By Gaelen Morse
COLUMBUS, Ohio (Reuters) – The funeral for a Black teenager shot by police as she wielded a knife during a melee in Columbus, Ohio, last week drew family, friends and elected officials on Friday who delivered eulogies, appeals for unity and calls for an overhaul of policing.
In her final moments, captured on widely seen police videos, Ma’Khia Bryant could be seen lunging at two people with a knife as officers arrived at a chaotic scene in which several people were fighting in front of her foster home.
But at the First Church of God, Bryant, 16, was remembered as a loving family member, and a good student with a promising future.
“She enjoyed sharing her opinions,” her cousin, Don Bryant, said from a pulpit above her casket. “But where Ma’Khia is far more advanced than any of us in the family could ever be was through her kindness.”
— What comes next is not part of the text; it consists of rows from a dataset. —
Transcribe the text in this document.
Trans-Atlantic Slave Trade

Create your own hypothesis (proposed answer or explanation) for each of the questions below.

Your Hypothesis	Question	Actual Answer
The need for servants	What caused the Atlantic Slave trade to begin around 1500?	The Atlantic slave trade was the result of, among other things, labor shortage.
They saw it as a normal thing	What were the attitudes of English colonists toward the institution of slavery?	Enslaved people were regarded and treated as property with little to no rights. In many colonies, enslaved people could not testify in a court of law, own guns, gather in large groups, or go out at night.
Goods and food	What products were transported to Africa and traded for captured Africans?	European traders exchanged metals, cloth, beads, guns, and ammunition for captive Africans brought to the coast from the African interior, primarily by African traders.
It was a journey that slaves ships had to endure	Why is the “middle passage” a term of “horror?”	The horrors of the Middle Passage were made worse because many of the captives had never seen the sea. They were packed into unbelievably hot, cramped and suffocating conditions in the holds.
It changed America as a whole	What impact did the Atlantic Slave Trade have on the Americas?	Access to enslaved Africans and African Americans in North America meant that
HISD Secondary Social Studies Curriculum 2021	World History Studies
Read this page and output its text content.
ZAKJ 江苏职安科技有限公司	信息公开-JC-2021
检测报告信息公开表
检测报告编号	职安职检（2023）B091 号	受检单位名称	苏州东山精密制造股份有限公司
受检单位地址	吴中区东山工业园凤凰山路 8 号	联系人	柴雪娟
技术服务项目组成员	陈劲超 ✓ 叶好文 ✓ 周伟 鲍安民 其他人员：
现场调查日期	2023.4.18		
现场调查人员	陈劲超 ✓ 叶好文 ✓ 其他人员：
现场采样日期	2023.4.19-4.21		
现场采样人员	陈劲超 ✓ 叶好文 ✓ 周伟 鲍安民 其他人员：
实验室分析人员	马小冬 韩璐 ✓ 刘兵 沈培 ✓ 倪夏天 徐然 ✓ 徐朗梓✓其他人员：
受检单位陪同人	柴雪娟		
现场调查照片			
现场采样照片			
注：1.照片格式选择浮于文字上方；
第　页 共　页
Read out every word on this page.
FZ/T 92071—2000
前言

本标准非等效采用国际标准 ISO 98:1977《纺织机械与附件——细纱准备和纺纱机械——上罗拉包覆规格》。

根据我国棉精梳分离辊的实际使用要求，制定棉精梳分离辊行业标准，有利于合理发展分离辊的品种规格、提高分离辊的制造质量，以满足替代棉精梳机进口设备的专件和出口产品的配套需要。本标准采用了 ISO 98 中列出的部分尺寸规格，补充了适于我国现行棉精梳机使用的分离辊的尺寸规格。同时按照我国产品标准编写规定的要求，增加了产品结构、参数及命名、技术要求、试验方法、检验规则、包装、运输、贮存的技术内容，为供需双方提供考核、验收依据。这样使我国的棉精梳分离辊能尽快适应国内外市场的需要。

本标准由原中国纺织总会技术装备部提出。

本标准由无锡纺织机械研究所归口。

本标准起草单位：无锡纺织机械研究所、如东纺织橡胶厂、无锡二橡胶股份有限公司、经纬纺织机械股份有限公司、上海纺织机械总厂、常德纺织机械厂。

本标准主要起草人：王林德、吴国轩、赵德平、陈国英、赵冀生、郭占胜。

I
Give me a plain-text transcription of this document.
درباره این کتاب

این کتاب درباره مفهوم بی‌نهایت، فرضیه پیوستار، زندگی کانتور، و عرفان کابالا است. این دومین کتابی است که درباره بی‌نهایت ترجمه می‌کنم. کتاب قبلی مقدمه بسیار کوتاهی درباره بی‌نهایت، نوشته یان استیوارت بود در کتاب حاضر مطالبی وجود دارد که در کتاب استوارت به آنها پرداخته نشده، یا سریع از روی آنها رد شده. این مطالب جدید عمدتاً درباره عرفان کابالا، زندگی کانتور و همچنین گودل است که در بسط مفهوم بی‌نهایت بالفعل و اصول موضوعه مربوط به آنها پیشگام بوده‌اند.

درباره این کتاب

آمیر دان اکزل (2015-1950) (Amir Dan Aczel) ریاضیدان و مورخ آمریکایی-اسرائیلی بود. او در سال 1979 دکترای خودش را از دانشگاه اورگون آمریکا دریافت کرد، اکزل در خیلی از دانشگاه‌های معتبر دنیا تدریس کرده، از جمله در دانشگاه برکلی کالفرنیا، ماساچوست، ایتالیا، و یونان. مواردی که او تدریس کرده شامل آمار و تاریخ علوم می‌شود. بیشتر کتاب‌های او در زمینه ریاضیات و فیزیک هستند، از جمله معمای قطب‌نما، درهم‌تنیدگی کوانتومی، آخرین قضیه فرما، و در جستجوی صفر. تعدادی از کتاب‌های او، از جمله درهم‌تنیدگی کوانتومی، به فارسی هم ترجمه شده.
Bryant’s fatal shooting occurred on April 20 when a Minneapolis jury convicted a white former police officer for last year’s murder of George Floyd that touched off nationwide protests over racism in policing.
At her funeral, speakers portrayed her death as a unifying opportunity and a call to avoid similar tragedies.
“Today I pray for this community, and for Black people to come together and stand together with white people and brown people and yellow people in the name of Ma’Khia Bryant,” said U.S. Representative Joyce Beatty, whose district includes Columbus and who chairs the Congressional Black Caucus.
The incident, the third high-profile police shooting of a Black person since December, is being investing by the Ohio Bureau of Criminal Investigation.
Columbus Mayor Andrew Ginther, who attended the service, said on Thursday that he asked the U.S. Justice Department to review the practices of the city’s police department.